Those who suffer from post-traumatic stress disorder (PTSD) develop severe anxiety when confronted with a memory of psychological trauma. One possible treatment being studied is known as extinction learning, in which a memory of fear is replaced by one of safety. Drug Discovery & Development tells us about the work of Cristina Alberini at the Mount Sinai School of Medicine in New York. Albernini and colleagues are attacking PTSD by first doing something that might seem counterintuitive--finding a naturally occurring growth factor in the brain that is associated with actually boosting retention of a memory of fear.

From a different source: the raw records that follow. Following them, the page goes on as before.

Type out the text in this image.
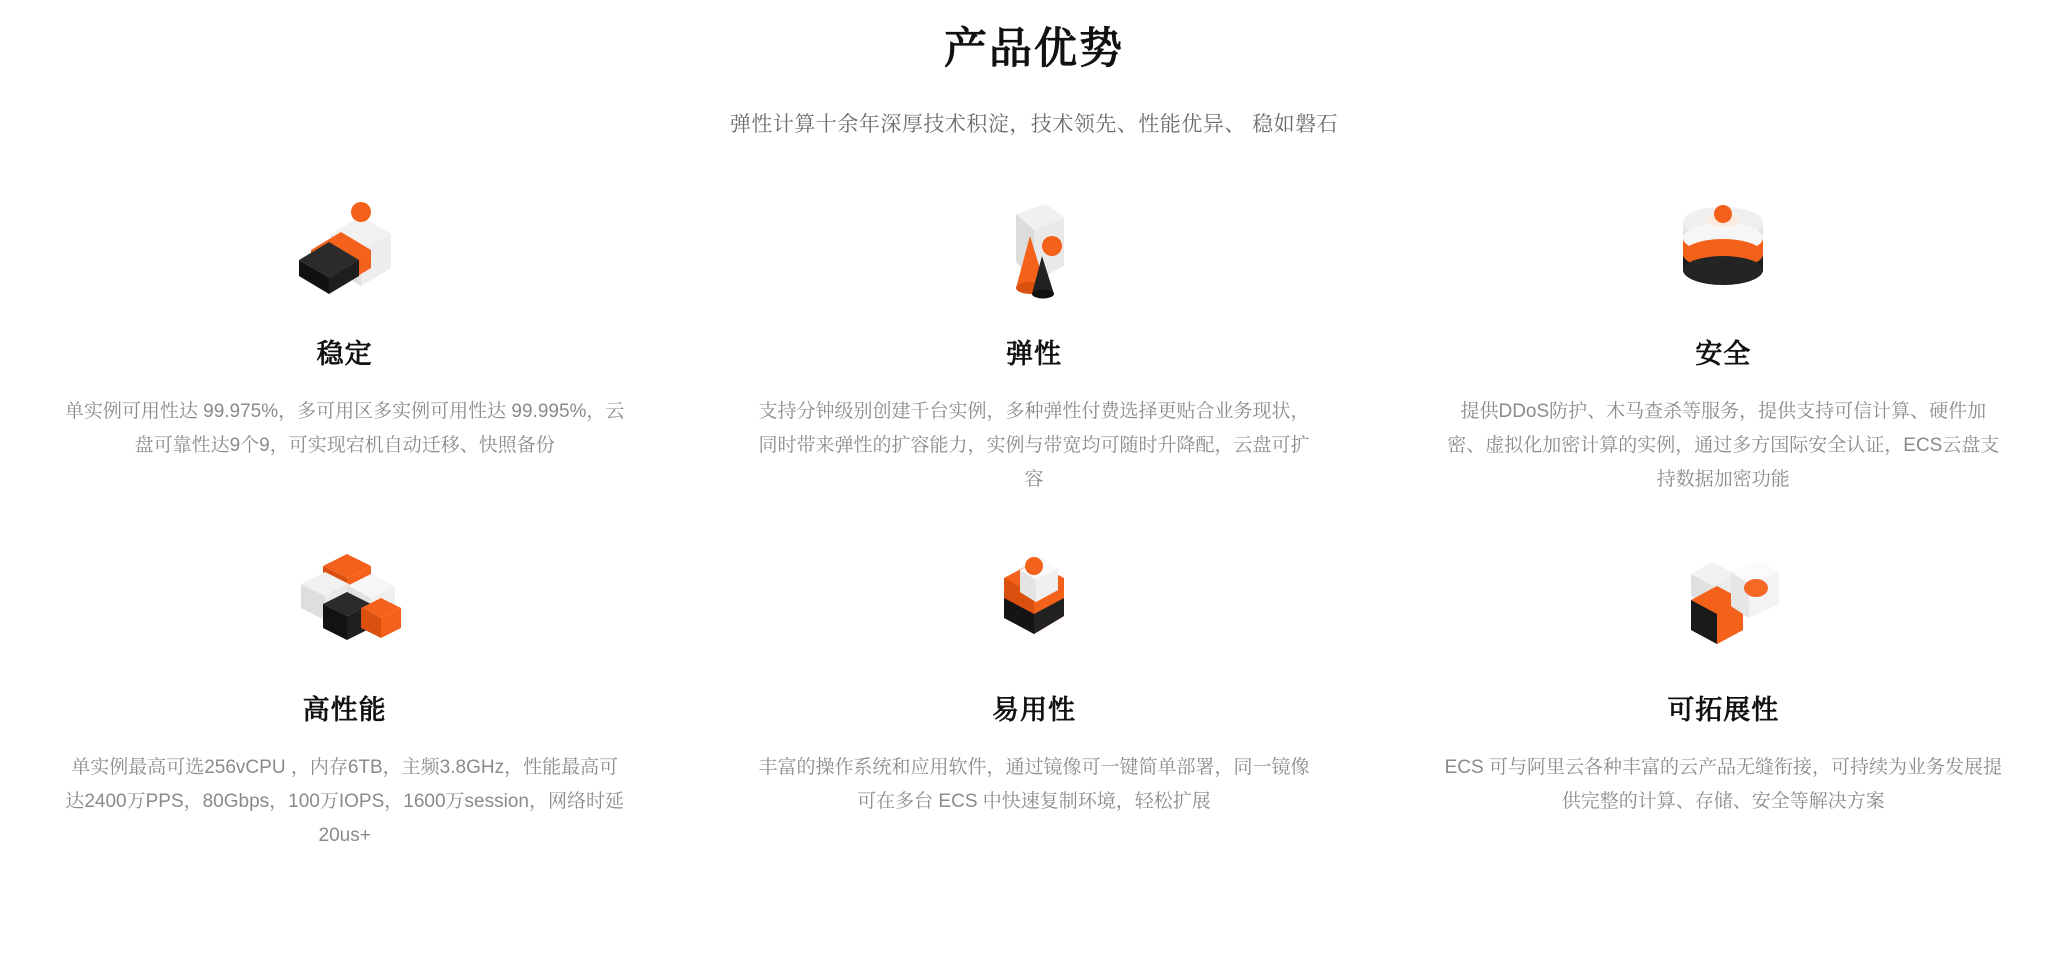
产品优势

弹性计算十余年深厚技术积淀，技术领先、性能优异、 稳如磐石

稳定
单实例可用性达 99.975%，多可用区多实例可用性达 99.995%，云盘可靠性达9个9，可实现宕机自动迁移、快照备份
弹性
支持分钟级别创建千台实例，多种弹性付费选择更贴合业务现状，同时带来弹性的扩容能力，实例与带宽均可随时升降配，云盘可扩容
安全
提供DDoS防护、木马查杀等服务，提供支持可信计算、硬件加密、虚拟化加密计算的实例，通过多方国际安全认证，ECS云盘支持数据加密功能
高性能
单实例最高可选256vCPU ，内存6TB，主频3.8GHz，性能最高可达2400万PPS，80Gbps，100万IOPS，1600万session，网络时延20us+
易用性
丰富的操作系统和应用软件，通过镜像可一键简单部署，同一镜像可在多台 ECS 中快速复制环境，轻松扩展
可拓展性
ECS 可与阿里云各种丰富的云产品无缝衔接，可持续为业务发展提供完整的计算、存储、安全等解决方案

In a study funded by the National Institutes of Health, animals treated with insulin-like growth factor (IGF-II) were able to retain the memory of an electric shock for a far longer time than those not treated. "To our knowledge, this is the first demonstration of potent memory enhancement via a naturally occurring factor that readily passes through the blood-brain barrier--and thus may hold promise for treatment development," Cristina Alberini is quoted as saying.
Researchers had previously suspected IGF-II plays a role in the process of memory retention within the hippocampus, the brain's memory center. The growth factor is likely part part of the brain's machinery for tissue repair and regeneration. And, as those of us who are not so young anymore have experienced first-hand, it declines with age.
So, how would enhancing a traumatic memory reduce symptoms of PTSD? The researchers say IGF-II might enhance other types of memory, such as those that can be reconditioned through extinction learning. In theory, a dose of IGF-II, along with techniques that replace a bad memory with a good one, could make PTSD therapy longer-lasting.